5. Significance and Conclusion

• Challenges of Phenotypic Screening: The study underscores the difficulty of translating in vitro phenotypic hits to in vivo therapeutics, particularly when the mechanism of action is unknown. The compounds likely rely on murine-specific biology or high concentrations that induce off-target effects not present at therapeutic doses.
• Therapeutic Implications: The failure of EYH and LCZ to engage the target in vivo despite adequate exposure suggests that mechanism-agnostic small molecule screens for PrP lowering face profound hurdles.

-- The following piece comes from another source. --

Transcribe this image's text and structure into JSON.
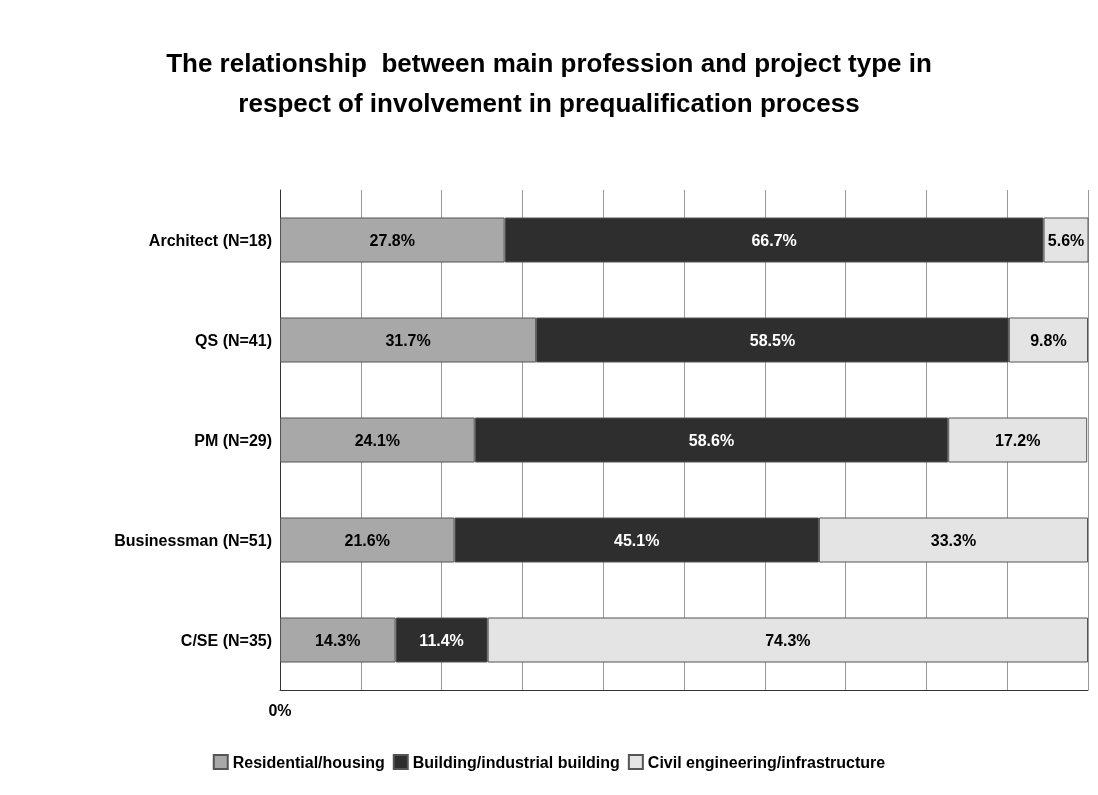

• Strategic Shift: The authors conclude that while small molecules are attractive, the current success rate is low. They advocate for a shift in investment toward rational platform technologies with defined mechanisms of action (e.g., ASOs, siRNA, viral vectors, and engineered transcriptional repressors) that have already demonstrated in vivo efficacy in prion disease models. This paper serves as a cautionary tale and a validation of the need for mechanism-based drug discovery in this field.